Beginning in the colonial period, the author tries to make the point that there was a special tension with regards to the American frontier that made it quintessentially American as opposed to the frontiers of other areas, a frontier that was formed by people seeking to escape oppressive local control on the part of states or local elites but one that inevitably sought to secure title to land which involved the presence of surveyors marking boundaries and establishing some sort of legal order, a process that continued throughout the expansion of the United States to the West. The simultaneous desires for personal freedom, including freedom from burdensome taxation, and also for secure hold of property (including slaves) was responsible for a great deal of ambivalence concerning authority and the legitimacy of government, a problem that continues to this day. The author spends most of the book exploring this subject through Andrew Ellicott, a Pennsylvania-born Quaker whose family settled in the Baltimore area and whose fame as an accurate and precise curmudgeon allowed him a lengthy career of marking boundaries, participating in diplomacy with restive tribes who knew his presence meant their land was about to be taken from them, as well as a successful effort to squeeze the Spanish out of much of the American Southwest, and dealing with political elites who knew him to be faithful and committed to his work, if a bit prickly to deal with sometimes. Many of the chapters also deal with the interplay between local, state, and federal authority and the tension between liberty and order that is a quintessentially American phenomenon.
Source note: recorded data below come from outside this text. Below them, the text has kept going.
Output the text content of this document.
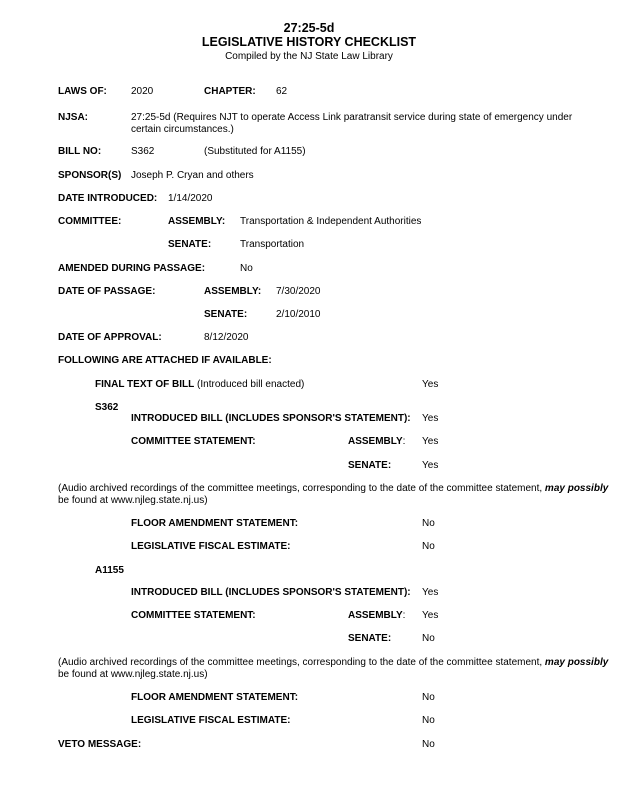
27:25-5d
LEGISLATIVE HISTORY CHECKLIST
Compiled by the NJ State Law Library
LAWS OF: 2020	CHAPTER: 62
NJSA:	27:25-5d (Requires NJT to operate Access Link paratransit service during state of emergency under certain circumstances.)
BILL NO:	S362	(Substituted for A1155)
SPONSOR(S) Joseph P. Cryan and others
DATE INTRODUCED: 1/14/2020
COMMITTEE:	ASSEMBLY: Transportation & Independent Authorities
SENATE:	Transportation
AMENDED DURING PASSAGE:	No
DATE OF PASSAGE:	ASSEMBLY: 7/30/2020
SENATE:	2/10/2010
DATE OF APPROVAL:	8/12/2020
FOLLOWING ARE ATTACHED IF AVAILABLE:
FINAL TEXT OF BILL (Introduced bill enacted)	Yes
S362
INTRODUCED BILL (INCLUDES SPONSOR'S STATEMENT): Yes
COMMITTEE STATEMENT:	ASSEMBLY: Yes
SENATE:	Yes
(Audio archived recordings of the committee meetings, corresponding to the date of the committee statement, may possibly
be found at www.njleg.state.nj.us)
FLOOR AMENDMENT STATEMENT:	No
LEGISLATIVE FISCAL ESTIMATE:	No
A1155
INTRODUCED BILL (INCLUDES SPONSOR'S STATEMENT): Yes
COMMITTEE STATEMENT:	ASSEMBLY: Yes
SENATE:	No
(Audio archived recordings of the committee meetings, corresponding to the date of the committee statement, may possibly
be found at www.njleg.state.nj.us)
FLOOR AMENDMENT STATEMENT:	No
LEGISLATIVE FISCAL ESTIMATE:	No
VETO MESSAGE:	No
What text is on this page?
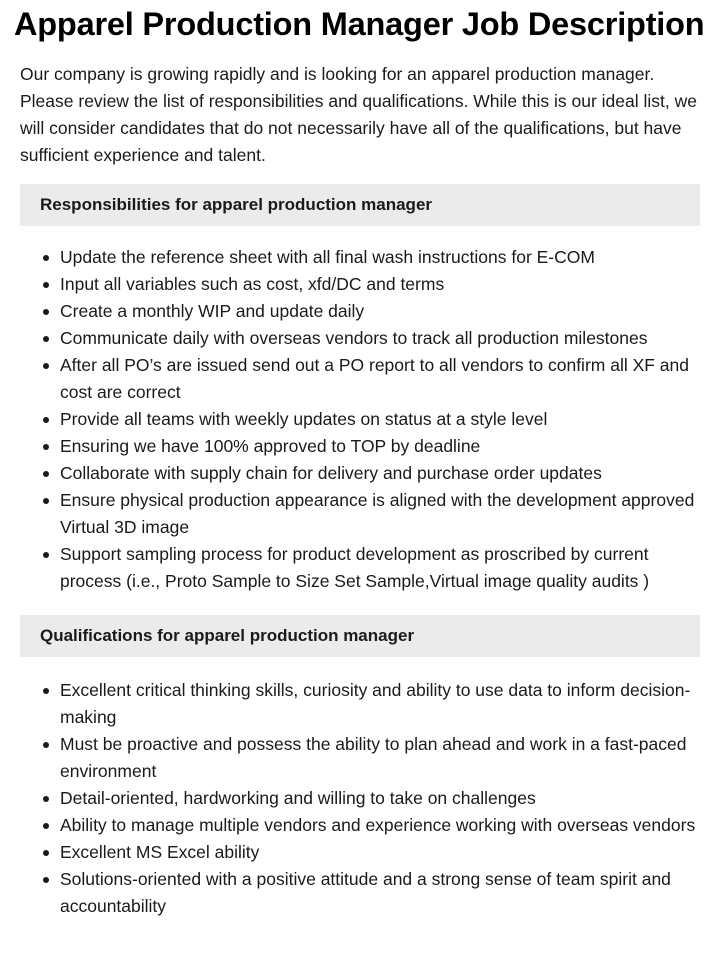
Apparel Production Manager Job Description

Our company is growing rapidly and is looking for an apparel production manager. Please review the list of responsibilities and qualifications. While this is our ideal list, we will consider candidates that do not necessarily have all of the qualifications, but have sufficient experience and talent.

Responsibilities for apparel production manager
Update the reference sheet with all final wash instructions for E-COM
Input all variables such as cost, xfd/DC and terms
Create a monthly WIP and update daily
Communicate daily with overseas vendors to track all production milestones
After all PO’s are issued send out a PO report to all vendors to confirm all XF and cost are correct
Provide all teams with weekly updates on status at a style level
Ensuring we have 100% approved to TOP by deadline
Collaborate with supply chain for delivery and purchase order updates
Ensure physical production appearance is aligned with the development approved Virtual 3D image
Support sampling process for product development as proscribed by current process (i.e., Proto Sample to Size Set Sample,Virtual image quality audits )
Qualifications for apparel production manager
Excellent critical thinking skills, curiosity and ability to use data to inform decision-making
Must be proactive and possess the ability to plan ahead and work in a fast-paced environment
Detail-oriented, hardworking and willing to take on challenges
Ability to manage multiple vendors and experience working with overseas vendors
Excellent MS Excel ability
Solutions-oriented with a positive attitude and a strong sense of team spirit and accountability
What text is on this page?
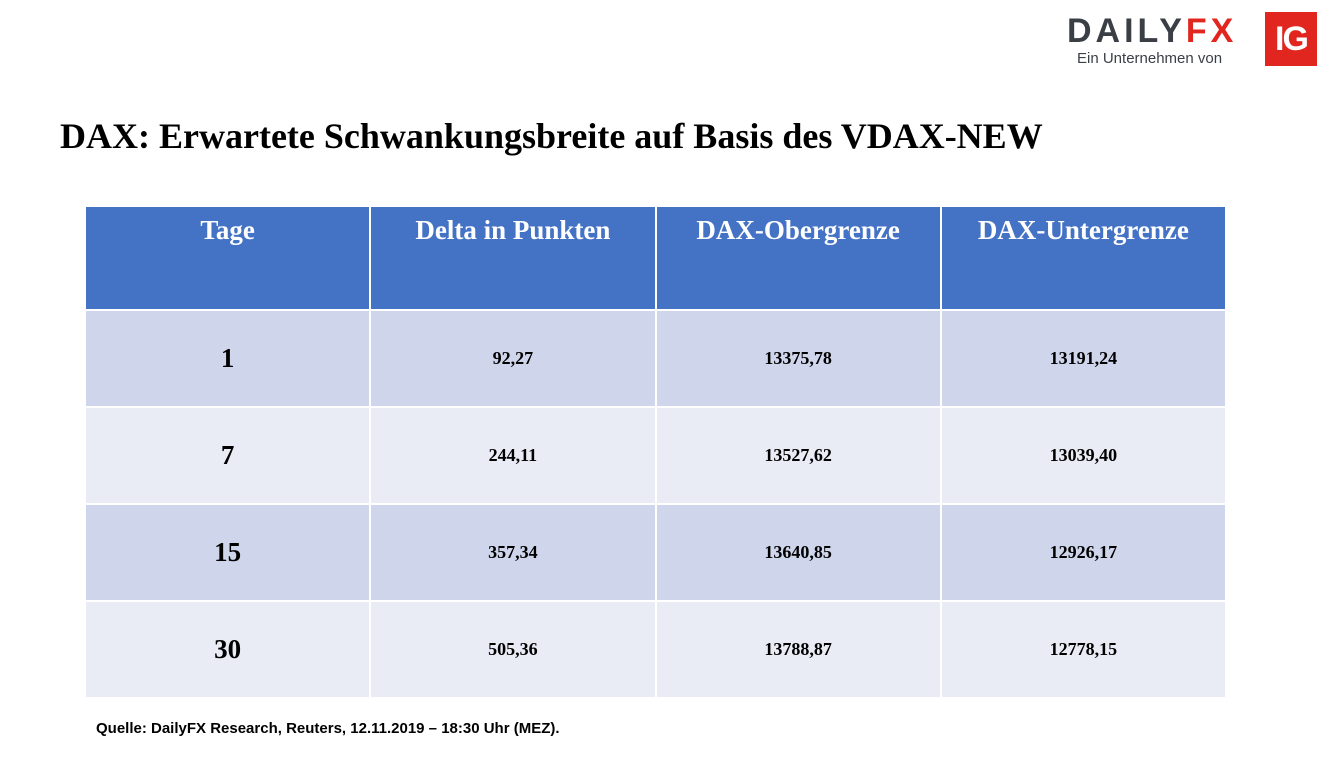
DAILYFX
Ein Unternehmen von
IG
DAX: Erwartete Schwankungsbreite auf Basis des VDAX-NEW
Tage	Delta in Punkten	DAX-Obergrenze	DAX-Untergrenze
1	92,27	13375,78	13191,24
7	244,11	13527,62	13039,40
15	357,34	13640,85	12926,17
30	505,36	13788,87	12778,15
Quelle: DailyFX Research, Reuters, 12.11.2019 – 18:30 Uhr (MEZ).
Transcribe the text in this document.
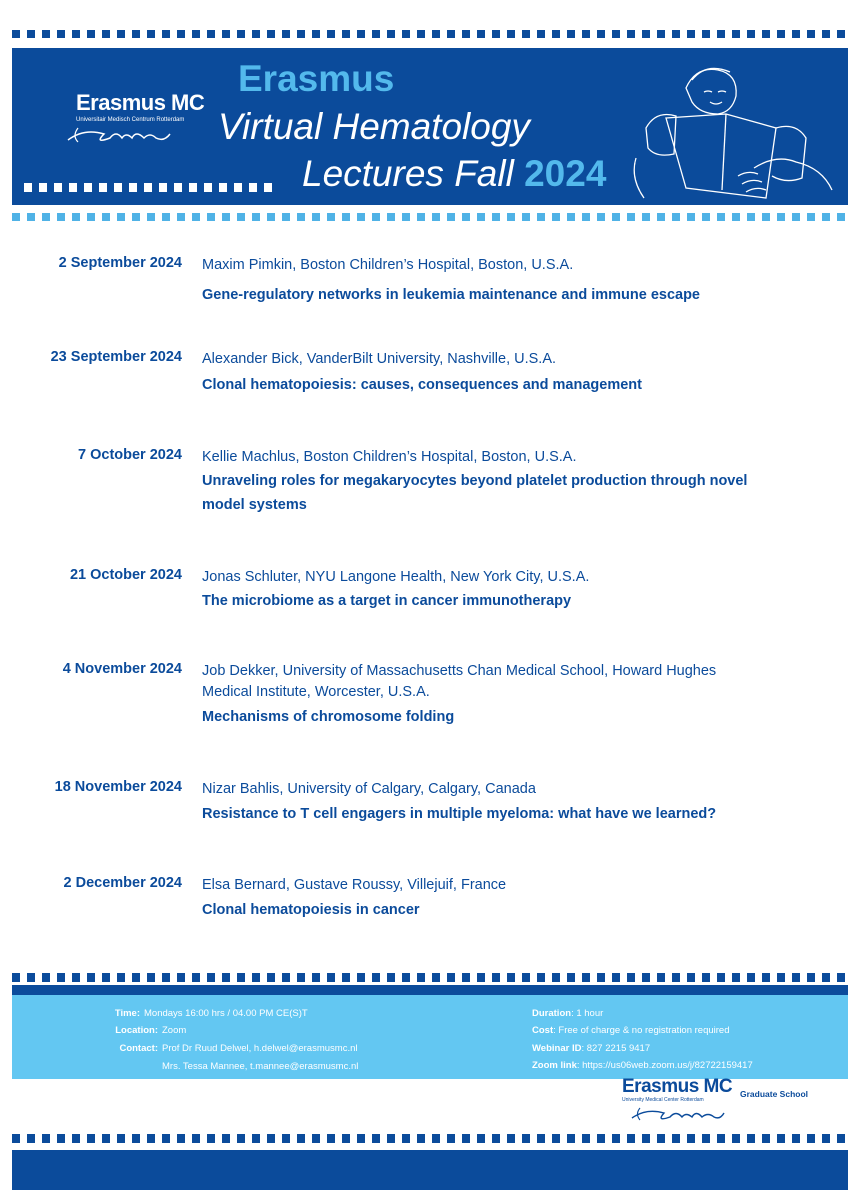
Erasmus MC
Universitair Medisch Centrum Rotterdam
Erasmus
Virtual Hematology
Lectures Fall 2024
2 September 2024 Maxim Pimkin, Boston Children’s Hospital, Boston, U.S.A.
Gene-regulatory networks in leukemia maintenance and immune escape
23 September 2024 Alexander Bick, VanderBilt University, Nashville, U.S.A.
Clonal hematopoiesis: causes, consequences and management
7 October 2024 Kellie Machlus, Boston Children’s Hospital, Boston, U.S.A.
Unraveling roles for megakaryocytes beyond platelet production through novel model systems
21 October 2024 Jonas Schluter, NYU Langone Health, New York City, U.S.A.
The microbiome as a target in cancer immunotherapy
4 November 2024 Job Dekker, University of Massachusetts Chan Medical School, Howard Hughes Medical Institute, Worcester, U.S.A.
Mechanisms of chromosome folding
18 November 2024 Nizar Bahlis, University of Calgary, Calgary, Canada
Resistance to T cell engagers in multiple myeloma: what have we learned?
2 December 2024 Elsa Bernard, Gustave Roussy, Villejuif, France
Clonal hematopoiesis in cancer
Time: Mondays 16:00 hrs / 04.00 PM CE(S)T
Location: Zoom
Contact: Prof Dr Ruud Delwel, h.delwel@erasmusmc.nl
Mrs. Tessa Mannee, t.mannee@erasmusmc.nl
Duration: 1 hour
Cost: Free of charge & no registration required
Webinar ID: 827 2215 9417
Zoom link: https://us06web.zoom.us/j/82722159417
Erasmus MC
University Medical Center Rotterdam
Graduate School
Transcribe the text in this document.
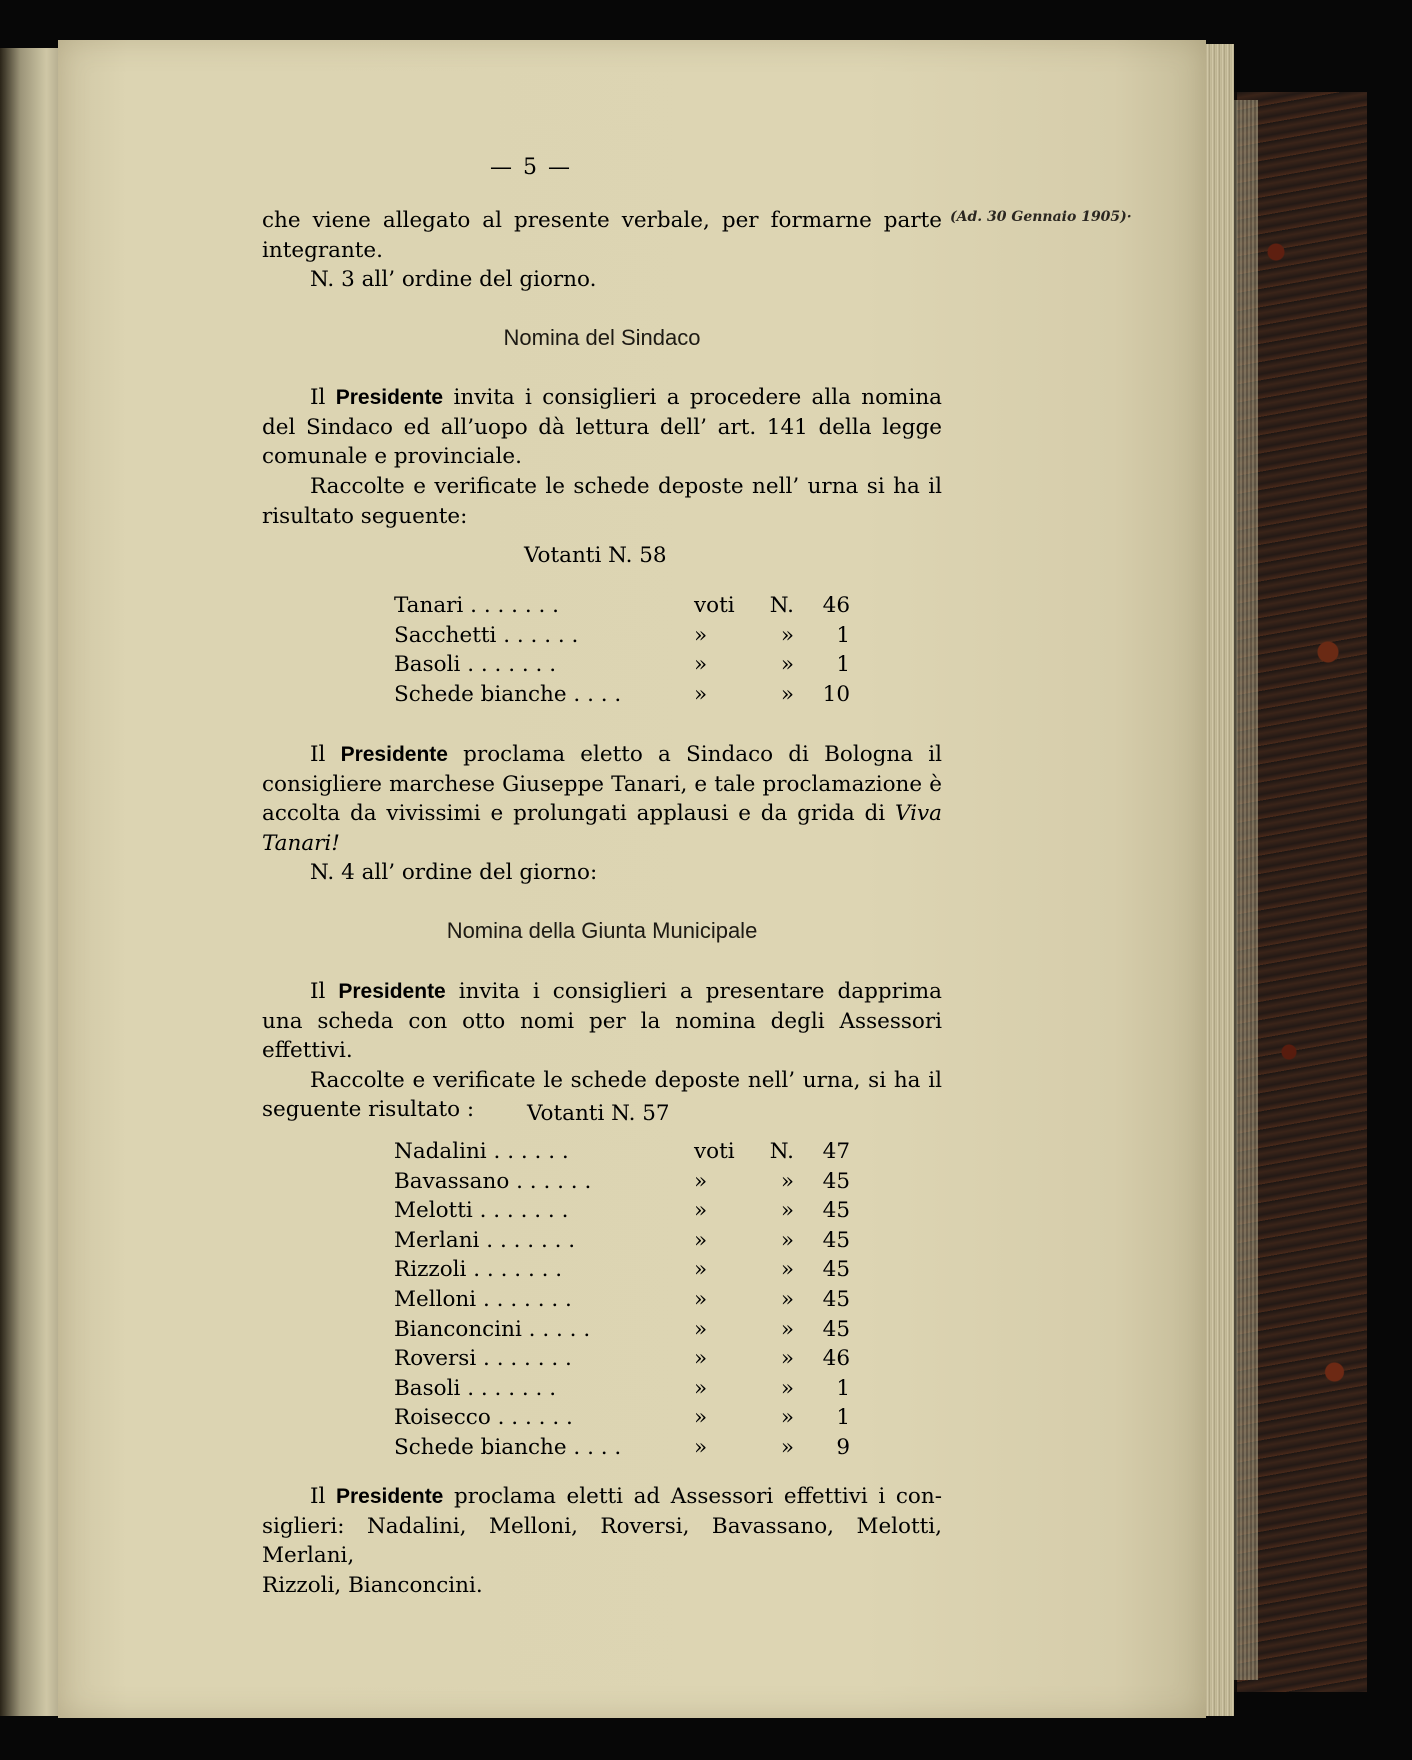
— 5 —
(Ad. 30 Gennaio 1905)·
che viene allegato al presente verbale, per formarne parte
integrante.
N. 3 all’ ordine del giorno.
Nomina del Sindaco
Il Presidente invita i consiglieri a procedere alla nomina
del Sindaco ed all’uopo dà lettura dell’ art. 141 della legge
comunale e provinciale.
Raccolte e verificate le schede deposte nell’ urna si ha il
risultato seguente:
Votanti N. 58
Tanari . . . . . . .	voti	N.	46
Sacchetti . . . . . .	»	»	1
Basoli . . . . . . .	»	»	1
Schede bianche . . . .	»	»	10
Il Presidente proclama eletto a Sindaco di Bologna il
consigliere marchese Giuseppe Tanari, e tale proclamazione è
accolta da vivissimi e prolungati applausi e da grida di Viva
Tanari!
N. 4 all’ ordine del giorno:
Nomina della Giunta Municipale
Il Presidente invita i consiglieri a presentare dapprima
una scheda con otto nomi per la nomina degli Assessori effettivi.
Raccolte e verificate le schede deposte nell’ urna, si ha il
seguente risultato :	Votanti N. 57
Nadalini . . . . . .	voti	N.	47
Bavassano . . . . . .	»	»	45
Melotti . . . . . . .	»	»	45
Merlani . . . . . . .	»	»	45
Rizzoli . . . . . . .	»	»	45
Melloni . . . . . . .	»	»	45
Bianconcini . . . . .	»	»	45
Roversi . . . . . . .	»	»	46
Basoli . . . . . . .	»	»	1
Roisecco . . . . . .	»	»	1
Schede bianche . . . .	»	»	9
Il Presidente proclama eletti ad Assessori effettivi i con-
siglieri: Nadalini, Melloni, Roversi, Bavassano, Melotti, Merlani,
Rizzoli, Bianconcini.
This is, ultimately, a book that celebrates American liberty while also commenting on the way that escape from authority in the United States was seldom straightforward, in that all of those who sought a new life and property in frontier areas wanted at least some government to protect them and their hold on their property. I think the author is successful in pointing out that this phenomenon has much to do with the social reality of the United States throughout its history and in dealing with tensions involving slavery, fears over immigration and the changes that result to American culture as a result of populations, and also concerns about the power of any government to threaten private property rights in order to receive tax revenues. Dealing seriously with this book and with its arguments about American ambivalence towards government is a matter of great relevance considering the contemporary concerns with tax revolts as well as hostility towards illegal immigrants, a periodic phenomenon that usually reflects America during times of great internal crisis such as we are now experiencing. The author seems strangely optimistic about our nation in light of the longstanding tensions and conflicts within our society–of course, he seems to assume that government control will increase and finds this to be a positive outcome, something many readers will likely be less sanguine about.